Андре был одним из немногих западных журналистов, кто предпочитал бросать работу в крупных высокооплачиваемых изданиях, когда политика издания требовала поступаться совестью. В поисках правды, в поисках самого себя Андре объездил 140 стран мира, интервьюировал крупных политиков и сборщиков коки, боевиков террористических организаций и всемирно признанных философов.
Родившийся в 1962 году в Чехословакии, он, по его же словам, вскоре на себе прочувствовал то, что называл «европейским расизмом». Его отец — чешский физик-ядерщик и мать — художница и блокадница, наполовину русская, наполовину китаянка из Казахстана, встретились в Ленинграде, где и родился Андре. «Я жил в Ленинграде недолго — лишь первые три года своей жизни, но этот город навсегда остался со мной», — напишет впоследствии Андре. После 1968 года в пражской школе обозленные чехи отыгрывались, третируя ребенка, считая его «азиатским полукровкой» и «оккупантом», что сделало его на всю жизнь врагом восточноевропейских видов национализма. «После 5 лет вся моя жизнь в Чехословакии стала сплошной борьбой за выживание», — писал Андре. Тем не менее, его мама, с которой я имел честь быть знакомым, была представительницей классической ленинградской интеллигенции, и смогла дать сыну прекрасное образование самостоятельно, с детства привив ему ненависть к фашизму.

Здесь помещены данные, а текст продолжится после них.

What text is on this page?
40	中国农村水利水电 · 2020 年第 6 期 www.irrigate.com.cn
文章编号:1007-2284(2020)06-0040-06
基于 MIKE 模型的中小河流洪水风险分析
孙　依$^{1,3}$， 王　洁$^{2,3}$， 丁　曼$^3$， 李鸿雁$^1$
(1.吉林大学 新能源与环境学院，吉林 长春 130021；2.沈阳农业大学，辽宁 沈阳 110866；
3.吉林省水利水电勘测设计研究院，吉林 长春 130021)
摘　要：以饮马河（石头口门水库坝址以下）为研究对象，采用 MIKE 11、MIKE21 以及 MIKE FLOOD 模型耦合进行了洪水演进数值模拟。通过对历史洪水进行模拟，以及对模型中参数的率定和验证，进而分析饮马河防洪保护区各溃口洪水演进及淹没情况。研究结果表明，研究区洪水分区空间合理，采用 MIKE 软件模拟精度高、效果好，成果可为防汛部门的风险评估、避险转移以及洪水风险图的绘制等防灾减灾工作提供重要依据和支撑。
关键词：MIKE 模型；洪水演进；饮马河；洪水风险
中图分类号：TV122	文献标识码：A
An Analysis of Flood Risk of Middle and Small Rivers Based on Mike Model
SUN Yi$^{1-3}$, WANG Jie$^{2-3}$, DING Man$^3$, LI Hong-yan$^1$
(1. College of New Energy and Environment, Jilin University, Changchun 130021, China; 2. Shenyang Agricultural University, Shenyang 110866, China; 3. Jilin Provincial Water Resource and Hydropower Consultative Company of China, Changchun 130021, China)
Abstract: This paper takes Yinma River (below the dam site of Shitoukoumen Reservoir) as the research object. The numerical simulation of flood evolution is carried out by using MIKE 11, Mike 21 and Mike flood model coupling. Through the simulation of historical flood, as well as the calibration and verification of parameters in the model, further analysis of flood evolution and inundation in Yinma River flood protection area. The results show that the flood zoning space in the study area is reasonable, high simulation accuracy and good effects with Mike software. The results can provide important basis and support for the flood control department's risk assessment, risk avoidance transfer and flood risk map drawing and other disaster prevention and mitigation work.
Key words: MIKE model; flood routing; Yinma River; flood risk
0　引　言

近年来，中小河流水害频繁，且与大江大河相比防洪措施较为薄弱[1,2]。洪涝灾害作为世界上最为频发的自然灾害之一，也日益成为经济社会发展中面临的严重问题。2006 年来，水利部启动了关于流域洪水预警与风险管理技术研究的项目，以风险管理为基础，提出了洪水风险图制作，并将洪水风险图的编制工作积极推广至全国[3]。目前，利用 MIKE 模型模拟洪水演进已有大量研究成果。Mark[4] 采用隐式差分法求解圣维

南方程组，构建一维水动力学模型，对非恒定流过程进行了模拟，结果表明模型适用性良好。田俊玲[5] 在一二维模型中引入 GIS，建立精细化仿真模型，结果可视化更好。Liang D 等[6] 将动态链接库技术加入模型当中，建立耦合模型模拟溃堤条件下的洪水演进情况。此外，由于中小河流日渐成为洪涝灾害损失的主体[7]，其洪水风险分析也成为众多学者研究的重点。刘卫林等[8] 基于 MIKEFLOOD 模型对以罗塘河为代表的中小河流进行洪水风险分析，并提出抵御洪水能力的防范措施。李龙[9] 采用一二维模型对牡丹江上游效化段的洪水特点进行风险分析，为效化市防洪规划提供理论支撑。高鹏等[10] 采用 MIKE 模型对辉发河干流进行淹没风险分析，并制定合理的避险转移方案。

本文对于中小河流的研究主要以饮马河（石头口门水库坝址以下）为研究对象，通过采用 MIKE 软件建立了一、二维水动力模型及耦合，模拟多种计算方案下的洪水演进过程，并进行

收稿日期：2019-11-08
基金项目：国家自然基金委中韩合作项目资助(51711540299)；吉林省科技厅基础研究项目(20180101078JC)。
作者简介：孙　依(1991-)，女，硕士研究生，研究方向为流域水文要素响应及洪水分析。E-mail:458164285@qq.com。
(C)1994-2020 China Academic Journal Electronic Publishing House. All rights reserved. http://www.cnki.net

«Мама и бабушка, с детства много рассказывали мне об ужасах войны. Несмотря на то, что все эти ужасы войны могут травмировать психику ребенка, эти рассказы помогли мне начать писать уже в шесть лет. Мой папа, посвятивший себя науке, стал вбивать мне в голову теорию относительности сразу же, как только я научился читать. Таким образом, меня с детства словно бы зажало в тиски между центральноевропейской и русской культурой», — рассказывал он мне в интервью в 2012 году.
Впоследствии в его репортажах и статьях на английском языке прекрасно чувствовался литературный стиль и реминисценции с произведениями русских классиков.
В юности, под влиянием своей девушки-польки, Андре сначала был воодушевлен протестами польской «Солидарности» и ездил в Гданьск поддержать протестующих.
И лишь многолетние путешествия по Европе автостопом помогли ему понять, что социалистическая Польша рисковала больше потерять, чем приобрести.
Перебравшись во взрослом возрасте в Нью-Йорк Андре начал сотрудничать с крупными американскими СМИ и арт-галереями в качестве профессионального фотографа. Свою фамилию Vlchek он намеренно усложняет, вставляя в нее в американских документах лишнюю букву — Vltchek, как бы издеваясь над американскими чиновниками, которым с трудом удавалось произносить славянские фамилии. «С лейкой и блокнотом» он вел репортажи с линии фронта многочисленных военных конфликтов в странах третьего мира. И сразу же столкнулся с цензурой — неприглядные для западного читателя нюансы жестко купировались, в особенности, когда речь шла о жестокости американских военных. И Андре выбирает путь независимого журналиста.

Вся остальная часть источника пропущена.